Peter Downsbrough (*1940 in New Brunswick, New Jersey) lives and works in Brussels. Since 1961 his work has been seen in many international solo shows, including, most recently, at deSingel, international arts campus, Antwerp (2011), at S.M.A.K., Stedelijk Museum voor actuele Kunst, Ghent (2006), and at the École des Beaux-Arts, Nîmes (2000). His art was shown at the documenta 6 in Kassel in 1977. In 1981 he received the Prijs van de kritiek, A.B.C.A.
At the zero degree of the book
"Cuts through 'the forest of signs,' to paraphrase Edgar Allen Poe, with austere rigor, pruning away nonessentials.” (James Welling on the books of Peter Downsbrough)
Along with Robert Barry, Sol LeWitt, and Lawrence Weiner in New York, and John Baldessari, Ed Ruscha, and Allan Ruppersberg in California, the American artist Peter Downsbrough belongs to the first generation of artists working in Conceptual Art and for whom the book is an essential, abiding form of expression. Downsbrough, whose oeuvre also includes photographs, drawings, prints, sculptures, public art, and films, has produced a total of one hundred books and exhibition catalogues since the late 1960s. In a very precise form, with an extremely purist visual vocabulary, the artist’s publications revolve around the theme of space and three-dimensionality—the same themes he has dealt with in other media for more than forty-five years now.
In his very first book, Notes on Location, begun in 1968 and published in 1972, he identified the parameters of his quite fundamental, book-and-space-based investigations, and they remain valid to this day. In “9 am, 800’ asl [above sea level]” he mentions the hour at which he began working on the manuscript, as well as the place where it was produced: his studio in Etna, New Hampshire, 800 feet above sea level, which he himself—as an architect—designed.
Downbrough’s material is composed primarily of lines and words—often conjunctions and prepositions, verbs and nouns. The lines appear in the form of Two Lines—two parallel, vertical lines with a standard length of 2-1/2 inches—as either simple vertical and horizontal placements in space, or also as diagonals. The artist often cuts off, tips over, or reflects the words or letters so that they become graphic abbreviations that lose some of their meaning, while at the same tie maintaining some of it, too. “With the word, one takes part in a dialogue, a discourse on its precise meaning. The word for me is an object. It has both a precise and a vague meaning. It is a universe one is confronted with. But there is no obligatory way of reading,” says Downsbrough himself.
Over the course of his career Downsbrough has increasingly expanded on this basic vocabulary of lines and words.
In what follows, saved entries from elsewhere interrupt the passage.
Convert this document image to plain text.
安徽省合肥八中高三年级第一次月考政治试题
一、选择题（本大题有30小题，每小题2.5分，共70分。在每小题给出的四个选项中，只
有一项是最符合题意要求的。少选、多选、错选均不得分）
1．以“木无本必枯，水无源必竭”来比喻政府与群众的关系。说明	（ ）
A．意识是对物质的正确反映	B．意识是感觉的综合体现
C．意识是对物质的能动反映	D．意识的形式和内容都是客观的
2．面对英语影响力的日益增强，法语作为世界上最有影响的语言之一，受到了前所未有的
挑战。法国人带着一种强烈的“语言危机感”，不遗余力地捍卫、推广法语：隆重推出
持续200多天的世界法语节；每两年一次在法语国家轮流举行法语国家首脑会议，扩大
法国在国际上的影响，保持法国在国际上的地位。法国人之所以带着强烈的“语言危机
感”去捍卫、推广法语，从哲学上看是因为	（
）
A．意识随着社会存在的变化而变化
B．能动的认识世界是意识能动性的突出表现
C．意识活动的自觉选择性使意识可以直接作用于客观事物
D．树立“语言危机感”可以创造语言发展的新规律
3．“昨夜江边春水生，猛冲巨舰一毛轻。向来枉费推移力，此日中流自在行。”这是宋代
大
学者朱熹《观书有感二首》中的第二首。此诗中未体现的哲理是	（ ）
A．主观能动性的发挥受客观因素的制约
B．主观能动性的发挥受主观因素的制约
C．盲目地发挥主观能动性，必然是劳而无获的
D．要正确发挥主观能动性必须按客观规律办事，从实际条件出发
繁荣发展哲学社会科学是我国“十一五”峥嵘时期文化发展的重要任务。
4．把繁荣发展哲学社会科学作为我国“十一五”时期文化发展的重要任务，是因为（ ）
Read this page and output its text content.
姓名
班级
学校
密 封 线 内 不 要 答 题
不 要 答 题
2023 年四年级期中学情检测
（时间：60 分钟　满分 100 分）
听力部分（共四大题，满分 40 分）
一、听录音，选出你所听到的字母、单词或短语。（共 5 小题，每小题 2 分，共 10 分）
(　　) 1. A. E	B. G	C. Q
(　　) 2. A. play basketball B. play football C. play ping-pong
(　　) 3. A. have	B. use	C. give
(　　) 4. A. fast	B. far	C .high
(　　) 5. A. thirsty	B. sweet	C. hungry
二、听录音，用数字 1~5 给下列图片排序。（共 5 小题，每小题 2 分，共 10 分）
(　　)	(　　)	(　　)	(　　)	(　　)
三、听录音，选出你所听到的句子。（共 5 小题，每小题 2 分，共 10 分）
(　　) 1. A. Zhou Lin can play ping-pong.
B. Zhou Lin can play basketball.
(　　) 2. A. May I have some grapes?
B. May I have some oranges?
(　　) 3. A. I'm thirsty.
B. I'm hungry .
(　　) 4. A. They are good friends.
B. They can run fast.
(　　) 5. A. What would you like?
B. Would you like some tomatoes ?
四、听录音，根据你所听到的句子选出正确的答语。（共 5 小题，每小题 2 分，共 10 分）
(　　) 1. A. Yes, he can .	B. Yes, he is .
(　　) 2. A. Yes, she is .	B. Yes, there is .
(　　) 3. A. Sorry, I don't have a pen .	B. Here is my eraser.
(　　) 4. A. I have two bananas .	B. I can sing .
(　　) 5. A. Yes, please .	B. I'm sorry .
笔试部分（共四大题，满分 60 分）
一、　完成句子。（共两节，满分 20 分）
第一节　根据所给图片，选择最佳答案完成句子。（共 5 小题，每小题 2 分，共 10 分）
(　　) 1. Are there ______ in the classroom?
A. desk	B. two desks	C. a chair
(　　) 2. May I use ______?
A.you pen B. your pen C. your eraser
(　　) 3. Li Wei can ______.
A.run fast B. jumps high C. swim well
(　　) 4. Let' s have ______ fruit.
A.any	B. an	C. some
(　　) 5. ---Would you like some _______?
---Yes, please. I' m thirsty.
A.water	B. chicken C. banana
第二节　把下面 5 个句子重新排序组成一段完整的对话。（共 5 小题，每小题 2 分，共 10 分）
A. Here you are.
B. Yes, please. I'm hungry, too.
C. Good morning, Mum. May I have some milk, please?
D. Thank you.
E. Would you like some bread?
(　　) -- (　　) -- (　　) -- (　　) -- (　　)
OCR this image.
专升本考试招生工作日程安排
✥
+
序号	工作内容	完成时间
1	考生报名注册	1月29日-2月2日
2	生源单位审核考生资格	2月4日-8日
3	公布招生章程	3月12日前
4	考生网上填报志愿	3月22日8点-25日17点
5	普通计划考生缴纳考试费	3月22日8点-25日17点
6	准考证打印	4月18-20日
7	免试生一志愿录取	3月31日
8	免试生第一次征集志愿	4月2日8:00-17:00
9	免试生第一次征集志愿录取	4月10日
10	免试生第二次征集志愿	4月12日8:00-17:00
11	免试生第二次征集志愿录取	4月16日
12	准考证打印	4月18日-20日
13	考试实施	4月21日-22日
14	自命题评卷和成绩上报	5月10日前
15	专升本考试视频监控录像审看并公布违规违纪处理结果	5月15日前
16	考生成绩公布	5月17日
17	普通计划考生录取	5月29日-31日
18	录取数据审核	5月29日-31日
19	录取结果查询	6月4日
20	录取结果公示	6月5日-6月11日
In 1974, for instance, he added photos for the first time to his book, Two Pipes. Fourteen Locations –pictures of his Two Pipes, sculptures made of parallel vertical metal pipes, set in their (urban) environment. He continued to add other artistic materials, often in combination with each other: arrows, texts, plans, maps, collages, sketches, postcards, and film stills, manifesting a scarcely unsurpassable clarity of concept and design.
Downsbrough is one of the most important people on the New York art scene who was involved in the development of Conceptual Art out of Minimal Art in the late 1960s. As early as 1970 the artist succeeded in questioning the traditional, object-related character of the work of art, which led him first to radically simplified sculptures and interventions in space, and finally—like his fellow artist Lawrence Weiner—to a rigorous examination of the book as a medium.
“We could talk about the zero degree of the book, since it presents itself here in its simplest form,” wrote the publisher, book collector, and curator Guy Schraenen in 1993 on the books of Peter Downsbrough, which he himself does not regard as artist’s books, but simply as books.